LOS ANGELES – Just as CBS is renewing Love Island, its other summer reality show faces fresh scrutiny.
"We have heard things about (Big Brother) that we are not comfortable with," Kelly Kahl, President of CBS Entertainment, confirmed during the network's session at the Television Critics Association (TCA) Summer Press Tour.
One of the show's producers has been chastised for prompting a contestant to give outspoken soundbites, he said, and will be talked to after the season. The producer, as well as producers on all CBS shows, received unconscious-bias training.

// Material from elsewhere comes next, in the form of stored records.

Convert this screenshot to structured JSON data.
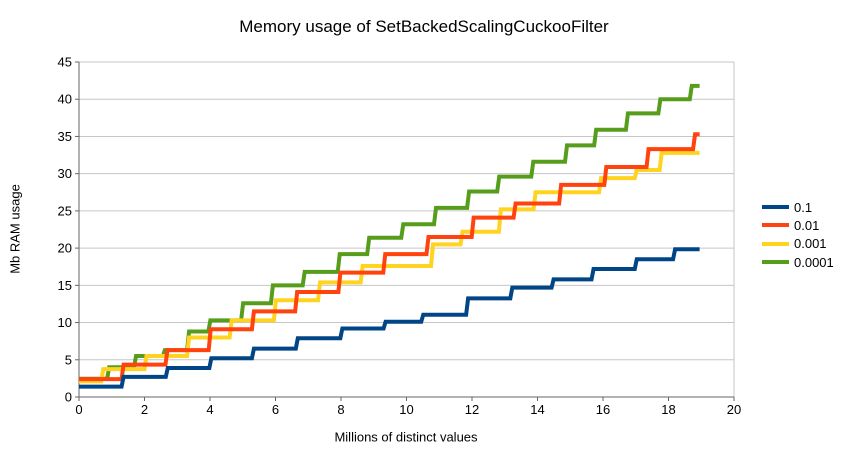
{
  "chart_data": {
    "type": "line",
    "subtype": "step",
    "title": "Memory usage of SetBackedScalingCuckooFilter",
    "xlabel": "Millions of distinct values",
    "ylabel": "Mb RAM usage",
    "xlim": [
      0,
      20
    ],
    "ylim": [
      0,
      45
    ],
    "xticks": [
      0,
      2,
      4,
      6,
      8,
      10,
      12,
      14,
      16,
      18,
      20
    ],
    "yticks": [
      0,
      5,
      10,
      15,
      20,
      25,
      30,
      35,
      40,
      45
    ],
    "grid": "horizontal",
    "legend_position": "right",
    "x_end": 18.95,
    "colors": {
      "grid": "#C6C6C6",
      "axis": "#666666",
      "plot_right_border": "#C6C6C6"
    },
    "series": [
      {
        "name": "0.1",
        "color": "#004586",
        "start": 1.4,
        "steps": [
          [
            1.3,
            2.7
          ],
          [
            2.65,
            3.9
          ],
          [
            3.98,
            5.2
          ],
          [
            5.28,
            6.5
          ],
          [
            6.62,
            7.9
          ],
          [
            7.98,
            9.2
          ],
          [
            9.3,
            10.1
          ],
          [
            10.45,
            11.05
          ],
          [
            11.82,
            13.25
          ],
          [
            13.17,
            14.7
          ],
          [
            14.43,
            15.8
          ],
          [
            15.65,
            17.2
          ],
          [
            16.97,
            18.5
          ],
          [
            18.14,
            19.85
          ]
        ]
      },
      {
        "name": "0.01",
        "color": "#FF420E",
        "start": 2.4,
        "steps": [
          [
            1.3,
            4.35
          ],
          [
            2.64,
            6.3
          ],
          [
            3.96,
            9.1
          ],
          [
            5.28,
            11.5
          ],
          [
            6.6,
            14.1
          ],
          [
            7.92,
            16.7
          ],
          [
            9.29,
            19.2
          ],
          [
            10.61,
            21.5
          ],
          [
            11.99,
            24.1
          ],
          [
            13.27,
            26.0
          ],
          [
            14.66,
            28.5
          ],
          [
            16.04,
            30.9
          ],
          [
            17.33,
            33.3
          ],
          [
            18.75,
            35.3
          ]
        ]
      },
      {
        "name": "0.001",
        "color": "#FFD320",
        "start": 2.1,
        "steps": [
          [
            0.68,
            3.75
          ],
          [
            2.0,
            5.5
          ],
          [
            3.3,
            8.0
          ],
          [
            4.6,
            10.3
          ],
          [
            5.95,
            13.0
          ],
          [
            7.3,
            15.4
          ],
          [
            8.6,
            17.6
          ],
          [
            10.75,
            20.5
          ],
          [
            11.65,
            22.2
          ],
          [
            12.82,
            25.2
          ],
          [
            13.88,
            27.5
          ],
          [
            15.88,
            29.4
          ],
          [
            16.97,
            30.5
          ],
          [
            17.73,
            32.8
          ]
        ]
      },
      {
        "name": "0.0001",
        "color": "#579D1C",
        "start": 2.45,
        "steps": [
          [
            0.86,
            4.0
          ],
          [
            1.68,
            5.5
          ],
          [
            2.56,
            6.3
          ],
          [
            3.3,
            8.8
          ],
          [
            3.95,
            10.3
          ],
          [
            4.95,
            12.6
          ],
          [
            5.86,
            15.0
          ],
          [
            6.83,
            16.8
          ],
          [
            7.9,
            19.2
          ],
          [
            8.8,
            21.4
          ],
          [
            9.84,
            23.2
          ],
          [
            10.84,
            25.4
          ],
          [
            11.85,
            27.6
          ],
          [
            12.77,
            29.6
          ],
          [
            13.81,
            31.6
          ],
          [
            14.84,
            33.8
          ],
          [
            15.73,
            35.9
          ],
          [
            16.7,
            38.1
          ],
          [
            17.69,
            40.0
          ],
          [
            18.65,
            41.8
          ]
        ]
      }
    ]
  }
}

That's a charge that has followed reality shows – the tendency to have contestants fit racial stereotypes. In his 2012 book Race-Baiter, Eric Deggans (a veteran TV critic on NPR and in newspapers) had a chapter on reality shows, with Big Brother and Survivor contestants discussing being stereotyped. Thom Sherman, Sr. Executive VP of Programming (left), partly defended the Big Brother record: "Half of our (current) cast is diverse, and the last three winners have been diverse." But he and Kahl granted there's work to be done.
CBS has been trying for a new image after long-time leader Les Moonves was fired for sexual abuse. Complicating things, actress Eliza Dushku (top) made allegations of sexual harassment by Michael Weatherly (top) on the set of Bull; producer Glenn Gordon Caron then fired her from what could have been a long-running show. Eventually, the New York Times reported, she received a $9.5 million settlement.
Kahl agreed that there was a settlement; he said Weatherly was "remorseful" and that both he and Caron are undergoing leadership training.
Other headlines from the session revolved around the names David E. Kelley and Kaley Cuoco (left).
Writer/Producer Kelley, who, since the early 1990s, has been a creator, writer, or producer – sometimes all three – on successful shows from L.A. Law to Big Little Lies, is returning to CBS. He'll write and produce (for the 2020-2021 season) The Lincoln Lawyer, based on a series of Michael Connelly's novels about a lawyer working out of his car.
Kaley Cuoco will come back to CBS as a producer this time. The Big Bang star has a comedy, Pretty, in which a young woman (Santina Muha) moves to Los Angeles, hoping to find love and be the new Oprah.